Невероятный уменьшающийся человек, стр. 36

Ха, нашел! А что, если взять еще булавку, как-нибудь изловчиться и согнуть ее крючком? Тогда, привязав к ней длинную нитку, можно забросить ее, зацепить в какой-нибудь трещине в садовом кресле и подняться по ней. Вполне достаточное снаряжение. Возбужденный, Скотт вытащил еще одну булавку из резиновой пробки и отмотал футов двадцать (по его представлению) нитки. Затем выбросил булавки и нитку из швейной коробки, вылез сам и, затащив свои находки на гору, сбросил их через дырку и спрыгнул.

Скотт двинулся к цементной приступке, волоча за собой булавки и нитку. «Теперь, — размышлял он, — мне не хватает воды и пищи». Он остановился, вглядываясь в крышку коробки, и вдруг вспомнил, что на губке еще оставались несколько кусочков печенья. Их можно прихватить с собой, положив за пазуху.

А как быть с водой? Лицо его прояснилось: «Губка! Можно ведь оторвать от нее маленький кусочек и, пропитав водой из шланга, взять с собой. Именно так. Вода будет капать, даже течь, но того, что останется, хватит на весь подъем».

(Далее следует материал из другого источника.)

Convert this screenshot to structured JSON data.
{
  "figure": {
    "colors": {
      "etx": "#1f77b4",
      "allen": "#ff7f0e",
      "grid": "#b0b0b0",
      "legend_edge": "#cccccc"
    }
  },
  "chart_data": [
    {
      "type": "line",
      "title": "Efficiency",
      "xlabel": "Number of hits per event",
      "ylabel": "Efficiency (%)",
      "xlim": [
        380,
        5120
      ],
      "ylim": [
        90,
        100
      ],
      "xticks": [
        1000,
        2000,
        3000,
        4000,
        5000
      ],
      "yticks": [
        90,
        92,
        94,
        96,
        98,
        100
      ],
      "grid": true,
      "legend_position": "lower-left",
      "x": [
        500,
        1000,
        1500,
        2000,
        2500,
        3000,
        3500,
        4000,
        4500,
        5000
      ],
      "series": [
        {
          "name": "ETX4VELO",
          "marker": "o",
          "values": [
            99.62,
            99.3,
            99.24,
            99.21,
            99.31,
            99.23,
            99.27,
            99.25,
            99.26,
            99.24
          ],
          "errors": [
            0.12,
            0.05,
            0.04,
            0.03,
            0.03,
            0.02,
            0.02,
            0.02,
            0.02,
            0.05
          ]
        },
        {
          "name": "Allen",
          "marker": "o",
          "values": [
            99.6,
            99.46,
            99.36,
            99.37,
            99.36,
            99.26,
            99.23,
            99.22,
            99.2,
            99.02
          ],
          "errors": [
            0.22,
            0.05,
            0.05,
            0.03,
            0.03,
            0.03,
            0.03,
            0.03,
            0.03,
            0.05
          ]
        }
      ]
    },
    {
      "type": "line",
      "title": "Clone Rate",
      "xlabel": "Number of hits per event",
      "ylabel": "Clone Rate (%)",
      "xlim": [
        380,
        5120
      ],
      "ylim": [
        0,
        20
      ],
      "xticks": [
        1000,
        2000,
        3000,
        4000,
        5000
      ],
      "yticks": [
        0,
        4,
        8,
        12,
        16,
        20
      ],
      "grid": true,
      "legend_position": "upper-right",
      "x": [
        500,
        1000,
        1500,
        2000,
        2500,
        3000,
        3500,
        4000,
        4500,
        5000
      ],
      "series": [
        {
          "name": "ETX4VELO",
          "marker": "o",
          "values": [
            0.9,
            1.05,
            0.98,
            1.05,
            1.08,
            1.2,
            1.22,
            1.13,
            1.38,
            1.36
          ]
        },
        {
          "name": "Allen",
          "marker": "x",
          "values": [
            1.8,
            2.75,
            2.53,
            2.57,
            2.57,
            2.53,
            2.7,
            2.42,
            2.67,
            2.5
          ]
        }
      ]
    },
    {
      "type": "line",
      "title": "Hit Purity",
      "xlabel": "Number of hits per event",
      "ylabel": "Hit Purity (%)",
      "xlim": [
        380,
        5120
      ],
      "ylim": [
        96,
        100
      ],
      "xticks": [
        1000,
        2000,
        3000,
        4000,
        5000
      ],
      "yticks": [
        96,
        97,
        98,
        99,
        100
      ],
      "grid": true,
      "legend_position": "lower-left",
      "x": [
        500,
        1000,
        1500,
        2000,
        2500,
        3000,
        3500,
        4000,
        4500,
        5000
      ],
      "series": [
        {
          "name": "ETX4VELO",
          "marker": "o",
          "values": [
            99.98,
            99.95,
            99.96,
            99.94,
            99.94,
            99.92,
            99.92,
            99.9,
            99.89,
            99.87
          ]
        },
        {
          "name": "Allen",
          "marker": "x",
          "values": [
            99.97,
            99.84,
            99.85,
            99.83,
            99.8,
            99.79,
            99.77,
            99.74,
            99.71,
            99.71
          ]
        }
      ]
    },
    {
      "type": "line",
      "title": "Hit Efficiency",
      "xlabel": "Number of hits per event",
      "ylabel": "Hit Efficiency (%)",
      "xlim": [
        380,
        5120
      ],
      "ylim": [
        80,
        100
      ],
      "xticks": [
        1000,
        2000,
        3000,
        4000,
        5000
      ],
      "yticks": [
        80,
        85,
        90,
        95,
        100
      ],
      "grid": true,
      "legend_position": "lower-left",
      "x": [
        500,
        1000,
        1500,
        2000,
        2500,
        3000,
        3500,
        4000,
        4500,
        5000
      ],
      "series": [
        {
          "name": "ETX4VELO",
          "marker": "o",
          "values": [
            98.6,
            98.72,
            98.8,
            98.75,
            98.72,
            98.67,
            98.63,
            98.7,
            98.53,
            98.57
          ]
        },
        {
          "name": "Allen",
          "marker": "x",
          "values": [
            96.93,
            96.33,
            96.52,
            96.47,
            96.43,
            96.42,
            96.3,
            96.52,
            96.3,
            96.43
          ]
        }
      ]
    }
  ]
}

Скотт не позволял себе думать о пауке. Равно как и о том, что осталось всего два дня, что бы он ни делал. К тому же он был слишком поглощен своими маленькими победами над частными трудностями и настоящим триумфом в победе над отчаянием, чтобы поддаться предательской рефлексии о неизбежном конце.

Вот так вот. Булавка закинута за спину, кусочки печенья и мокрая губка — за пазухой, в руках — самодельный крюк.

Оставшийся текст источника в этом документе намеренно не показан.